Lenders use these scores to help them determine what interest rates you are charged. The lower your score is, the higher risk you will be classified as by a lender, and the more you will end up paying in fees and interest.
"Creditors have better memories than debtors; and creditors are a superstitious sect, great observers of set days and times."
- Benjamin Franklin |
A credit score that is above 700 will get you the best rates, however, if you choose to utilize credit, you can boost credit score results even higher. Lenders also use your credit score as a way to weed out high-risk applications and decide whose credit application to approve, when and by how much to increase your credit limit, and so on.
In spite of what you may think, your credit score isn't based on or even influenced by your age or your income. It is a simple analysis of the past use you have made of your credit. Factors like how many payments you have made on time, and how much credit you use on a regular basis, contribute to your score. Correcting your bad financial habits and negative credit patterns in order to boost credit score can be achieved, but it takes time and there are no quick fix solutions or magic answers.
Quick-fix efforts can easily backfire and the best thing to do is to learn to manage your credit responsibly. You can, in effect, boost credit score results by taking the right steps.
First and most importantly, pay all your bills on time. Your payment history is the most important thing in calculating your credit score.
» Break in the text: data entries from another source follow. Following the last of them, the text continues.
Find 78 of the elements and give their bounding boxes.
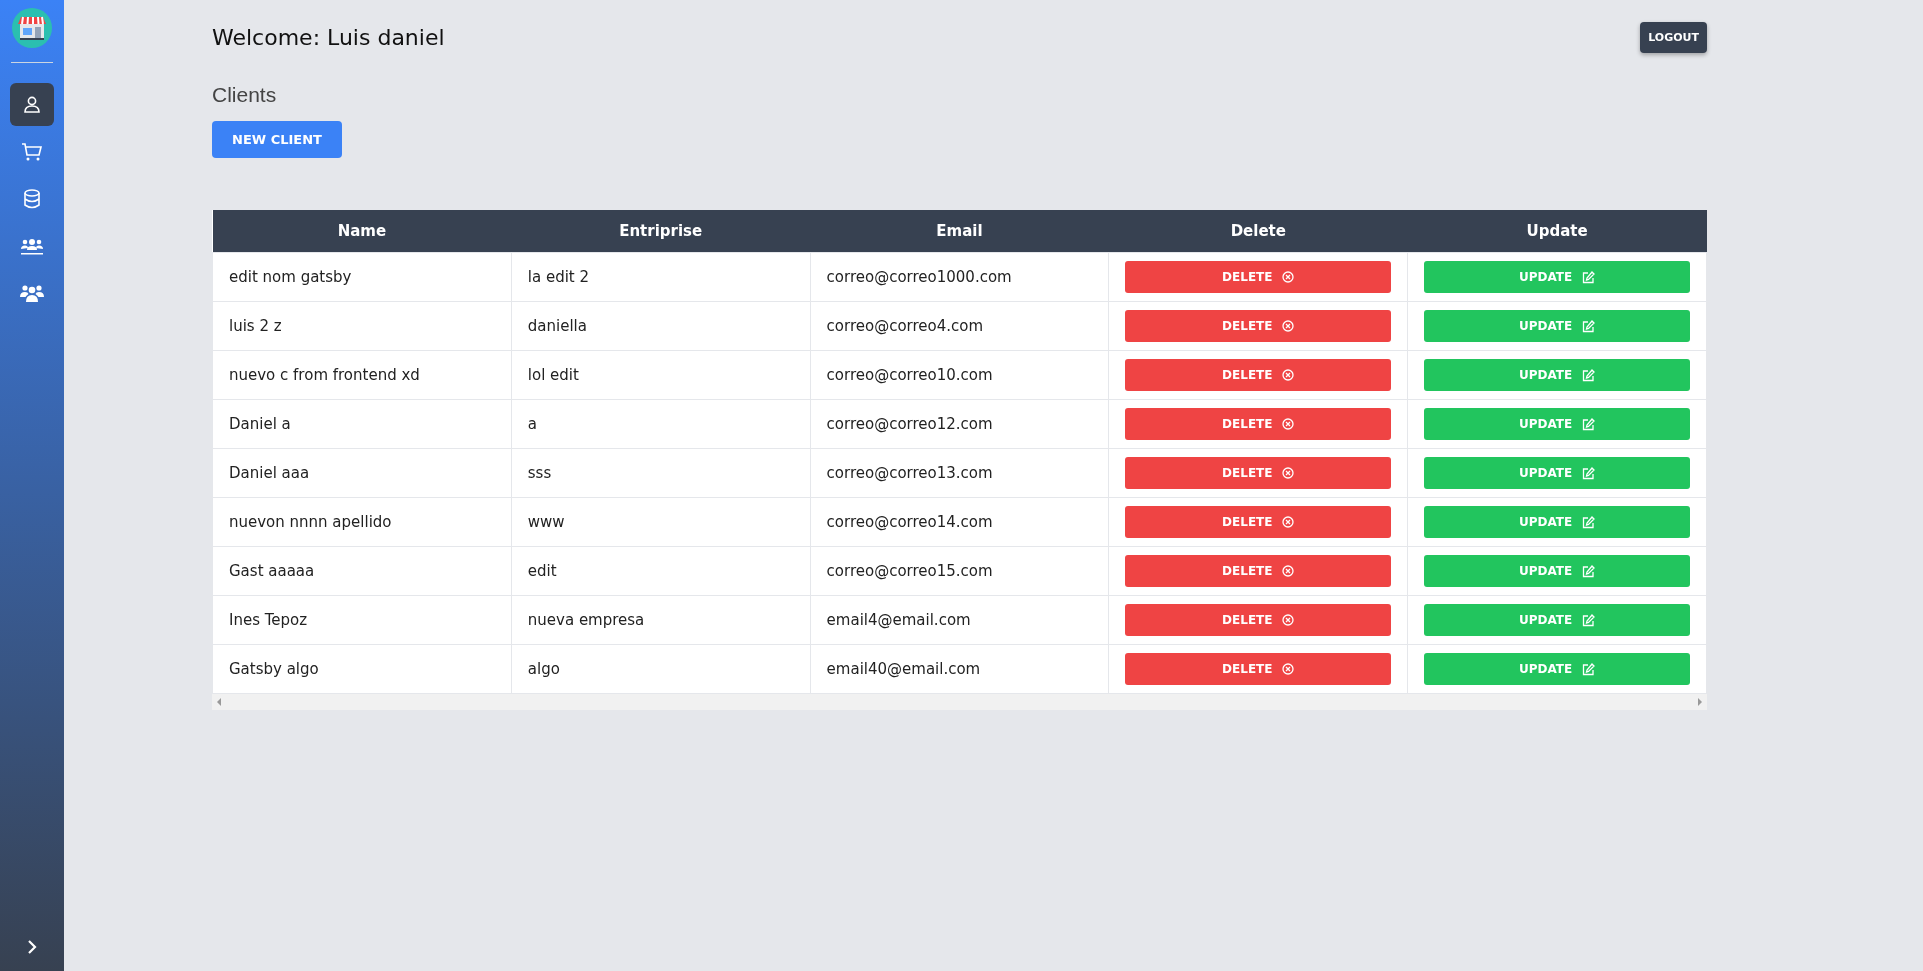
edit-icon [1582,662,1596,676]
delete-button[interactable]: DELETE [1125,555,1392,587]
close-circle-icon [1282,614,1295,626]
table-cell: la edit 2 [511,252,811,302]
table-cell: lol edit [511,350,811,400]
table-cell: nuevon nnnn apellido [212,497,512,547]
update-button[interactable]: UPDATE [1424,506,1690,538]
update-button[interactable]: UPDATE [1424,555,1690,587]
delete-button[interactable]: DELETE [1125,604,1392,636]
close-circle-icon [1282,271,1295,283]
table-cell: nuevo c from frontend xd [212,350,512,400]
close-circle-icon [1282,516,1295,528]
table-cell: edit nom gatsby [212,252,512,302]
table-cell: Daniel aaa [212,448,512,498]
close-circle-icon [1282,467,1295,479]
person-icon[interactable] [10,83,54,126]
column-header: Update [1407,210,1707,253]
edit-icon [1582,564,1596,578]
table-cell: Ines Tepoz [212,595,512,645]
scroll-right-icon[interactable] [1697,698,1703,706]
update-button[interactable]: UPDATE [1424,359,1690,391]
table-cell: email4@email.com [810,595,1109,645]
table-cell: email40@email.com [810,644,1109,694]
table-cell: Gatsby algo [212,644,512,694]
edit-icon [1582,515,1596,529]
edit-icon [1582,466,1596,480]
table-cell: correo@correo10.com [810,350,1109,400]
delete-button[interactable]: DELETE [1125,261,1392,293]
column-header: Delete [1108,210,1408,253]
delete-button[interactable]: DELETE [1125,457,1392,489]
column-header: Email [810,210,1109,253]
edit-icon [1582,270,1596,284]
column-header: Name [212,210,512,253]
table-cell: correo@correo4.com [810,301,1109,351]
update-button[interactable]: UPDATE [1424,604,1690,636]
table-cell: Gast aaaaa [212,546,512,596]
close-circle-icon [1282,320,1295,332]
edit-icon [1582,417,1596,431]
close-circle-icon [1282,565,1295,577]
update-button[interactable]: UPDATE [1424,408,1690,440]
update-button[interactable]: UPDATE [1424,653,1690,685]
close-circle-icon [1282,418,1295,430]
table-cell: correo@correo14.com [810,497,1109,547]
table-cell: correo@correo15.com [810,546,1109,596]
table-cell: sss [511,448,811,498]
delete-button[interactable]: DELETE [1125,359,1392,391]
table-cell: correo@correo1000.com [810,252,1109,302]
table-cell: correo@correo12.com [810,399,1109,449]
table-cell: edit [511,546,811,596]
delete-button[interactable]: DELETE [1125,408,1392,440]
update-button[interactable]: UPDATE [1424,457,1690,489]
store-logo-icon [12,8,52,48]
delete-button[interactable]: DELETE [1125,506,1392,538]
table-cell: correo@correo13.com [810,448,1109,498]
section-title: Clients [212,83,278,107]
delete-button[interactable]: DELETE [1125,310,1392,342]
close-circle-icon [1282,369,1295,381]
logout-button[interactable]: LOGOUT [1640,22,1707,53]
table-cell: nueva empresa [511,595,811,645]
close-circle-icon [1282,663,1295,675]
update-button[interactable]: UPDATE [1424,310,1690,342]
chevron-right-icon[interactable] [25,939,39,955]
edit-icon [1582,368,1596,382]
scroll-left-icon[interactable] [216,698,222,706]
table-cell: luis 2 z [212,301,512,351]
delete-button[interactable]: DELETE [1125,653,1392,685]
table-cell: www [511,497,811,547]
column-header: Entriprise [511,210,811,253]
table-cell: daniella [511,301,811,351]
edit-icon [1582,319,1596,333]
welcome-heading: Welcome: Luis daniel [212,25,445,50]
table-cell: a [511,399,811,449]
edit-icon [1582,613,1596,627]
update-button[interactable]: UPDATE [1424,261,1690,293]
table-cell: algo [511,644,811,694]
horizontal-scrollbar[interactable] [212,694,1707,710]
new-client-button[interactable]: NEW CLIENT [212,121,342,158]
table-cell: Daniel a [212,399,512,449]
If a bill is overdue more than 30 days, it will show up on your credit report.
Any prospective credit-card issuer, seeing a pattern of late payments may be inclined to raise your interest rates even if you have always paid on time on their card.
Make sure that you do not accept any offers by your credit card provider to skip payments on your bills. If you accept, interest just keeps adding up on your unpaid balance. If you have missed payments, get current and stay current – or better yet, pay the balance off entirely each and every month.
At the very least, reduce as many of your credit-card balances as you can. Consumers may believe that maxing out a credit card improves their credit score, but that idea is false and misleading.
The closer that you allow yourself to get to your credit limit, the worse will be your credit score. This is definitely no way to boost credit score.
It is advisable to keep outstanding balances below a net 30% of the credit available to you. In any case, if you use a high percentage of the available credit limit, chances are that you are spending more than you can afford and will, at some point, have trouble making payments. This will eventually lower your credit score.
In the past, consumers were advised to close unused lines of credit and unused credit card accounts before applying for mortgages. The logic was that prospective lenders would worry less about their ability to pay off the debt if they could not see these accounts on the report. This no longer holds true and in fact, if you close unused lines of credit, you increase the ratio of debt to available credit and that can negatively impact your credit score.
If you are committed to boost credit score results, then don’t close your zero balance accounts. Leaving them open increases your available credit limit, while spending with just one card makes sure that you are using a small portion of the overall available credit.
Also, limit your applications for credit. Every new application for credit, leads the prospective lender to check your credit report and too many inquiries can also lower your credit score.
Overall, keep in mind that your credit score, is just a score. It should not define who you are or how you are judged by others. Understanding the ins and outs of credit scoring will hopefully enable you to manage your financial life with more success and understanding.
"It's not your salary that makes you rich, it's your spending habits."